Psychological correlates of peer victimisation in preschool: social cognitive skills, executive function and attachment profiles
Article first published online: 3 OCT 2005
© 2005 Wiley-Liss, Inc.
Volume 31, Issue 6, pages 571–588, December 2005
How to Cite
Monks, C. P., Smith, P. K. and Swettenham, J. (2005), Psychological correlates of peer victimisation in preschool: social cognitive skills, executive function and attachment profiles. Aggr.
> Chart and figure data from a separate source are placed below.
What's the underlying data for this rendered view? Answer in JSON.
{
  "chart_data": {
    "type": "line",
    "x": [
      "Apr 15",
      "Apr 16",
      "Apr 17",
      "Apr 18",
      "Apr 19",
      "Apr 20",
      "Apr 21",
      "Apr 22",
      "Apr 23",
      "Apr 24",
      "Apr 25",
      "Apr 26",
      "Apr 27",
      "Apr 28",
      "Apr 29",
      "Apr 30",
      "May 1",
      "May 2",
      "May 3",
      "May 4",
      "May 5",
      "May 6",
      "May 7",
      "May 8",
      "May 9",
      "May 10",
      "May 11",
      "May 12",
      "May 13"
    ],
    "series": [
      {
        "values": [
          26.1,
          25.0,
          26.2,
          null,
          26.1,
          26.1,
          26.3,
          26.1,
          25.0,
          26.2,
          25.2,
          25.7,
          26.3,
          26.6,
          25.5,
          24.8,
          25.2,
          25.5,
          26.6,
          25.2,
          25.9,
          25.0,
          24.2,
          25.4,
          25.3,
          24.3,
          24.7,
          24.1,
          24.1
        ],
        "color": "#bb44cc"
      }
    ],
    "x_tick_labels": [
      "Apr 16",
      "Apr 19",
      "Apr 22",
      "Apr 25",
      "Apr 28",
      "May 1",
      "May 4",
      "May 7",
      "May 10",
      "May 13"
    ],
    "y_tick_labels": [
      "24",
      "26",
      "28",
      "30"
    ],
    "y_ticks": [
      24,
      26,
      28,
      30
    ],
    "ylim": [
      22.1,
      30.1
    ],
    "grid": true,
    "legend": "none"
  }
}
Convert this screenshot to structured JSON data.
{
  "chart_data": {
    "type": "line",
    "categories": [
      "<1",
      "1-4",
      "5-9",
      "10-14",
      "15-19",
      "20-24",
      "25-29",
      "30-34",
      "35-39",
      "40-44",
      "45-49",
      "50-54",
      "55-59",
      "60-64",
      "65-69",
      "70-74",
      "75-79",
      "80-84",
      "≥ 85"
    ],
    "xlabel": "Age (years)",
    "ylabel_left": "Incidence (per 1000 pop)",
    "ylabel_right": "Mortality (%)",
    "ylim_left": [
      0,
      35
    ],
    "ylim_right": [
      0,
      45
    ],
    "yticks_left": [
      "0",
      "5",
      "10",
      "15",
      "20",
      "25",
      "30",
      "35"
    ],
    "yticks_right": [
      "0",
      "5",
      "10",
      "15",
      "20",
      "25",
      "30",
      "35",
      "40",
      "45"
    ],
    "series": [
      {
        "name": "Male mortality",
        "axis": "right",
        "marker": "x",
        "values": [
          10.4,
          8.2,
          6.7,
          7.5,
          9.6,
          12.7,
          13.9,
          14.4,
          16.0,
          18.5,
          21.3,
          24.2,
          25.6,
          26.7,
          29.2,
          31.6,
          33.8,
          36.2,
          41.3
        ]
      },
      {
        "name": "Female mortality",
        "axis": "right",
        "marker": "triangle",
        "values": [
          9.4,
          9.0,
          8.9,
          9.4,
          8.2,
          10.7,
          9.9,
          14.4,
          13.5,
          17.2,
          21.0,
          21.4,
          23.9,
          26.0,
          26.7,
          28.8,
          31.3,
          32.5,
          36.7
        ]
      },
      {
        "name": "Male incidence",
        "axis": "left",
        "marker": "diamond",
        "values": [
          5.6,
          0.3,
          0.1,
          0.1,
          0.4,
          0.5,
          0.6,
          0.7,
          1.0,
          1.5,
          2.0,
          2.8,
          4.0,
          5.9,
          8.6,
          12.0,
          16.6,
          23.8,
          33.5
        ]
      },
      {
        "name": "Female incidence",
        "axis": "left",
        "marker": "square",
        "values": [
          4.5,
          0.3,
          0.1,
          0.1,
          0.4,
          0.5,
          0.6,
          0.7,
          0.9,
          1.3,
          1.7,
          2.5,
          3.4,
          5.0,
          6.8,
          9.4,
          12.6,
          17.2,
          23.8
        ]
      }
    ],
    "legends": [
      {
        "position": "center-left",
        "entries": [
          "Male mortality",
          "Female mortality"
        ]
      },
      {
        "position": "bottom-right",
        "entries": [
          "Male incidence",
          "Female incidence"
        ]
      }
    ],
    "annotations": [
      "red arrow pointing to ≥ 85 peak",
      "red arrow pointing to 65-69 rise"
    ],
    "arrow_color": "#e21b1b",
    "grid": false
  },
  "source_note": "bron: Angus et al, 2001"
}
Behav., 31: 571–588. doi: 10.1002/ab.20099
- Issue published online: 14 OCT 2005
- Article first published online: 3 OCT 2005
- Manuscript Accepted: 19 APR 2004
- Manuscript Received: 16 SEP 2003
- ESRC. Grant Number: R0042934653
- theory of mind;
- executive function;
Most research into peer victimisation has focussed on children aged 8 years and above and has included a study of the correlates of victimisation, including cognitive and social skills, and attachment profiles. Recent research has started to investigate aggression and victimisation in younger groups and has found that the nature of aggression differs from that in older children in terms of the types of victimisation involved and the stability of the roles. This study investigated some of the correlates of roles taken in victimisation in 104 children aged 4–6 years, using a cartoon methodology to elicit peer nominations for aggressor, victim, and defender. It examined the social cognitive abilities, executive function skills, and attachment profiles of aggressors, victims, and defenders. Victims did not exhibit poor performance on the social cognitive tasks or have insecure attachment qualities as has been found with victims during middle childhood. Aggressors did not perform highly on the social cognitive tasks in contrast to older aggressors and bullies. Defenders were found to perform above average (although not significantly different from other groups) on the social cognitive tasks. These findings are related to the nature of aggression and victimisation at this age, and a developmental change hypothesis is proposed to accommodate them. Aggr. Behav. 00:1–18, 2005. © 2005 Wiley-Liss, Inc.